Frey: Ich muss sagen, Deutsch und Mathe läuft inzwischen echt gut, da sind wir auch so schnell wie die anderen Klassen, aber bei Heimat- und Sachkunde hapert es noch. Wenn ich zurückschaue, habe ich das tatsächlich ein bisschen unterschätzt letztes Jahr. Ich war sehr euphorisch, habe gedacht, das wird super, aber grad am Anfang war es für mich und für die Kinder schon hart. Wir mussten uns erst mal finden in dem neuen System mit dem freien Arbeiten.

Wenn Sie beide einen Wunsch frei hätten, was man im nächsten Jahr in oder mit der Kombiklasse besser machen müsste, wie sähe der aus?

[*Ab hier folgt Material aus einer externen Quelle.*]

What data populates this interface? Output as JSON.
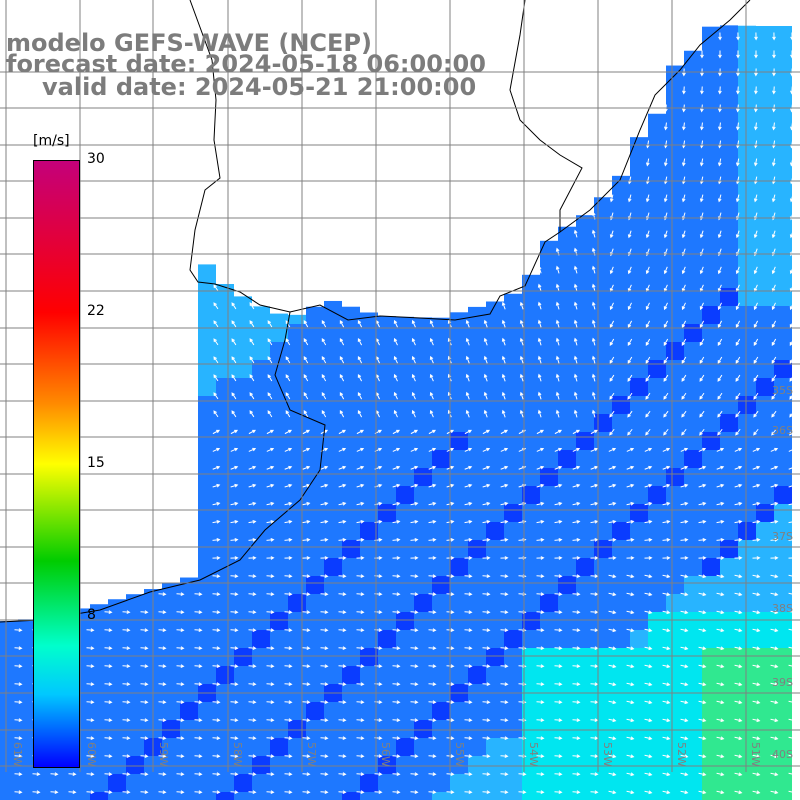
{
  "title": {
    "line1": "modelo GEFS-WAVE (NCEP)",
    "line2": "forecast date: 2024-05-18 06:00:00",
    "line3": "valid date: 2024-05-21 21:00:00"
  },
  "colorbar": {
    "unit": "[m/s]",
    "ticks": [
      "30",
      "22",
      "15",
      "8"
    ],
    "range": [
      0,
      30
    ],
    "colors": [
      "#0000ff",
      "#00c8ff",
      "#00ffcc",
      "#00cc00",
      "#ffff00",
      "#ff8a00",
      "#ff0000",
      "#c4007a"
    ]
  },
  "map": {
    "lon_labels": [
      "61W",
      "60W",
      "59W",
      "58W",
      "57W",
      "56W",
      "55W",
      "54W",
      "53W",
      "52W",
      "51W"
    ],
    "lat_labels": [
      "35S",
      "36S",
      "37S",
      "38S",
      "39S",
      "40S",
      "41S"
    ],
    "colors": {
      "land": "#ffffff",
      "coastline": "#000000",
      "grid": "#808080",
      "arrow": "#ffffff",
      "water_deep": "#0a3cff",
      "water_mid": "#1e78ff",
      "water_light": "#28b4ff",
      "water_cyan": "#00e6f0",
      "water_green": "#30e890"
    }
  }
}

Beer: Dass man merkt, bei der Einführung von Kombiklassen ist ein Plan dahinter, ein pädagogisches Konzept, es ist durchdacht, nicht nur dem Zufall der Schülerzahlen überlassen. Jetzt ist es ja ein bisschen wie ein Würfelspiel.

Frey: Ich würde das Konzept noch konsequenter durchziehen und noch mehr Kombiklassen einrichten, wenn man von dem Modell an der Schule tatsächlich überzeugt ist. Dann würde ich mir aber auch wünschen, dass man in dieses pädagogische Konzept investiert. Denn nur mit geringeren Schülerzahlen und mehr Stunden, in denen man im Team arbeiten kann, entfaltet die Kombiklasse ihr Potenzial. Das würde die Schule dann noch mehr zusammenwachsen lassen. Ich hätte einfach gerne jemanden parallel, der die gleiche Arbeit macht, mit dem ich mich austauschen oder meine Arbeit reflektieren kann. Das fehlt mir schon sehr, auch weil ich von anderen Schulen her weiß, wie sehr die Lehrer davon profitieren. Das wäre eine große Erleichterung.